Prime Minister Benjamin Netanyahu will offer a Palestinian delegation to upgrade Mideast peace negotiations to direct talks, to be led by Netanyahu and Palestinian President Mahmoud Abbas, a source in the Prime Minister's Office said on Wednesday.

On Sunday, Abbas told an unofficial Israeli delegation that the Palestinian Authority will renew its efforts to win UN recognition for a Palestinian state if it does not receive a positive response from Israel to its positions on a prospective peace deal.

Prime Minister Benjamin Netanyahu shakes hands with Palestinian president Mahmoud Abbas, Jerusalem, September 15, 2010.Credit: AP

Abbas gave Netanyahu a month to respond to the Palestinian positions, which will be laid out in a letter to be delivered to Netanyahu next Wednesday during a meeting in Jerusalem with Palestinian Prime Minister Salam Fayyad.

"It won't be just a letter," Abbas said, according to a source present at the meeting. "I also intend to turn to the public in Israel and around the world, and present the Palestinian positions regarding a peace agreement with Israel."
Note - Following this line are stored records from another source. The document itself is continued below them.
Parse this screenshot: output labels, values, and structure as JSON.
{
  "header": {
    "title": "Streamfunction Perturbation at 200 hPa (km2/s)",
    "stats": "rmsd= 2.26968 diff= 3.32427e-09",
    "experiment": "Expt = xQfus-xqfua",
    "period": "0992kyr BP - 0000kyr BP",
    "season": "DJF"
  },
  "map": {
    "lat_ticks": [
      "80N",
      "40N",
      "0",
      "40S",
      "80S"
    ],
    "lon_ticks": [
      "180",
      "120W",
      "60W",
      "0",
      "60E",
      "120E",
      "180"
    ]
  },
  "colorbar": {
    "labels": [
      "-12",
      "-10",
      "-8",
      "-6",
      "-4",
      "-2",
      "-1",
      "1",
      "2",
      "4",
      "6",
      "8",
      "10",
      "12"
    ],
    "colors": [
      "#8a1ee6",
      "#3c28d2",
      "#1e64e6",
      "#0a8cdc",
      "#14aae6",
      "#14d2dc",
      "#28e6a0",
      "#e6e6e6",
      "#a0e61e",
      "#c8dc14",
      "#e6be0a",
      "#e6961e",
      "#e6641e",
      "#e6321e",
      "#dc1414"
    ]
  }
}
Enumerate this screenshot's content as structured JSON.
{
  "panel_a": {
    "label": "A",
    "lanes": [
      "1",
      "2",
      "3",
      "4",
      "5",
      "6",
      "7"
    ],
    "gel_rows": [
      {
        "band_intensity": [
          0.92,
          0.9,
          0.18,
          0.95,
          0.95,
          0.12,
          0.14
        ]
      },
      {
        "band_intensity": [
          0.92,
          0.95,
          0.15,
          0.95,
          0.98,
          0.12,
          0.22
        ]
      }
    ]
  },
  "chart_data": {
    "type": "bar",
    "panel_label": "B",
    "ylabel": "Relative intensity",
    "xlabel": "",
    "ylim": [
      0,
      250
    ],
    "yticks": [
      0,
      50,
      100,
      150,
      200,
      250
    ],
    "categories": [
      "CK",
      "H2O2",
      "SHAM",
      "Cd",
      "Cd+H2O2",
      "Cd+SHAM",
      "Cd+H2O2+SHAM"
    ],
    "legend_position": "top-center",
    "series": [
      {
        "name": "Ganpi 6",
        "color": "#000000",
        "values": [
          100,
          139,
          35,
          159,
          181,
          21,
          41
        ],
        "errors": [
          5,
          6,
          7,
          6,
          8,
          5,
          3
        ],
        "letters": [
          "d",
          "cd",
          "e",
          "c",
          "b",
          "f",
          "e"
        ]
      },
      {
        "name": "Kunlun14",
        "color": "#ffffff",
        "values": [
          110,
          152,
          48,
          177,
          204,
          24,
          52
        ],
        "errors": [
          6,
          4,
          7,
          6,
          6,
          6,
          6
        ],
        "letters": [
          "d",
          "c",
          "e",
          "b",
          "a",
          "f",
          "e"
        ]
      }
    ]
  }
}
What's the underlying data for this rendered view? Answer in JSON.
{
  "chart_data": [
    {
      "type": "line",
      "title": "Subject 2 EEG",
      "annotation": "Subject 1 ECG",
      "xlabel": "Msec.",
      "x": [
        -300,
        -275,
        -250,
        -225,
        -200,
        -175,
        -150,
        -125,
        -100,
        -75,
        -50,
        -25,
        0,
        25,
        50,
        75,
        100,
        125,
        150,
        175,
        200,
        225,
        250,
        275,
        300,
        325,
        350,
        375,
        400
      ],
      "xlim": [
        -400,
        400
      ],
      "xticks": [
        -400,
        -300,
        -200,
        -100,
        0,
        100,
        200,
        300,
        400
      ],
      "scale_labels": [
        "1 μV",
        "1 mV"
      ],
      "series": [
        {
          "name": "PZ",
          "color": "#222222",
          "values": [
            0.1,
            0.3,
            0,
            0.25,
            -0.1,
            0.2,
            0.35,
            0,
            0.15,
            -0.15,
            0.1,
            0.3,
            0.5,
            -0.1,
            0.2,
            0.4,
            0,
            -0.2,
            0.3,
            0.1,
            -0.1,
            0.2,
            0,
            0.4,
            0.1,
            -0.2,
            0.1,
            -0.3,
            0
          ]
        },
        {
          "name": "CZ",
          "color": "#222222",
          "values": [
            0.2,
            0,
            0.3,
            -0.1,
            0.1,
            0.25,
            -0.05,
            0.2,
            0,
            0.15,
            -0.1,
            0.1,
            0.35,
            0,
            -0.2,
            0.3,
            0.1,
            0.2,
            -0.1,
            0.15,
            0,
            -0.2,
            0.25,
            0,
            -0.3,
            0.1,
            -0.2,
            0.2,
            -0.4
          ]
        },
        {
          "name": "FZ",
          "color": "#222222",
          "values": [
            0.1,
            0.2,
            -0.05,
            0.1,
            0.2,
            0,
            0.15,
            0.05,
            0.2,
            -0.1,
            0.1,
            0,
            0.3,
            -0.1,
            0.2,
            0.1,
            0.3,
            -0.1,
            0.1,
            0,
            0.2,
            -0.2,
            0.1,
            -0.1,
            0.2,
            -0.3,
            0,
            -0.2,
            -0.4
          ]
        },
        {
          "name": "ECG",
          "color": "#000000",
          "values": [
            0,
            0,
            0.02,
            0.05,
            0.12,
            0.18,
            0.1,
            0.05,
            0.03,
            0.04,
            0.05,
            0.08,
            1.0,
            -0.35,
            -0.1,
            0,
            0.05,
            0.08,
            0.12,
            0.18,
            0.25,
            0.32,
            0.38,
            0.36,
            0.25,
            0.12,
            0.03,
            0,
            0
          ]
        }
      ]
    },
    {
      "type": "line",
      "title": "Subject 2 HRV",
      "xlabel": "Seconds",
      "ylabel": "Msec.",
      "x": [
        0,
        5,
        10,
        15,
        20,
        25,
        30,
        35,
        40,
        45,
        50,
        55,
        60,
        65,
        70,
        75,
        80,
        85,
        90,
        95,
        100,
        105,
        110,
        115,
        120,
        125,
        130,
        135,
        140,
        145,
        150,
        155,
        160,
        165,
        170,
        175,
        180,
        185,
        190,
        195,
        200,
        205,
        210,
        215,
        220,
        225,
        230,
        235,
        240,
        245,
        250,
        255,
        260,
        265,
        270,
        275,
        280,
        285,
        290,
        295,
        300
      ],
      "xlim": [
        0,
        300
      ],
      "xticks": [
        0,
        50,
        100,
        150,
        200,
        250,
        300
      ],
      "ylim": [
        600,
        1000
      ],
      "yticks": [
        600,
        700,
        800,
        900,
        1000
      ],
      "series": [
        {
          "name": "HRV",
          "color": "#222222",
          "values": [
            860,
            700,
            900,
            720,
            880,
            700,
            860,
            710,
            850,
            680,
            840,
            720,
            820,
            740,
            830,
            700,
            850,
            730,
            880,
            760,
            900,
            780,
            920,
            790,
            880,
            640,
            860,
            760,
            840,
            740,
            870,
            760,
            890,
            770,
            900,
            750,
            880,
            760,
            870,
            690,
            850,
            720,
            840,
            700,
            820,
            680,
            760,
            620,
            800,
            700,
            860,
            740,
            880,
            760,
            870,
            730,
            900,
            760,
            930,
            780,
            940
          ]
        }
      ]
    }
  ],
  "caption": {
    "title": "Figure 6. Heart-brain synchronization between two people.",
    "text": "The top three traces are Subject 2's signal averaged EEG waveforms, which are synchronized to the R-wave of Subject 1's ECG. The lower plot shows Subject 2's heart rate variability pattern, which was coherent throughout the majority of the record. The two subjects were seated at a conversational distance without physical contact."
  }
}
However, according Netanyahu aides on Wednesday, Netanyahu intends, during his planned meeting with a Fayyad, to upgrade peace talks to direct talks, led by himself and Abbas.

In addition, sources said that the premier's envoy Isaac Molho will also convey the message in a meeting with Abbas, scheduled to take place days after the arrival of the Palestinian delegation to Jerusalem, in which he will receive the Palestinian letter.

Sources in the Prime Minister's Office also responded to a statement by the foreign ministers of the Quartet earlier in the day, saying that the congratulated the message that called for continued direct negotiations between Israel and the Palestinians, without preconditions.

The statement, which followed a Washington meeting, expressed the Quartet's "concern over ongoing settler violence and incitement in the West Bank," and called on Israel "to take effective measures, including bringing the perpetrators of such acts to justice."

In addition, the statement said the Quartet was concerned "about unilateral and provocative actions by either party, including continued settlement activity, which cannot prejudge the outcome of negotiations, the only way to a just and durable solution to the conflict."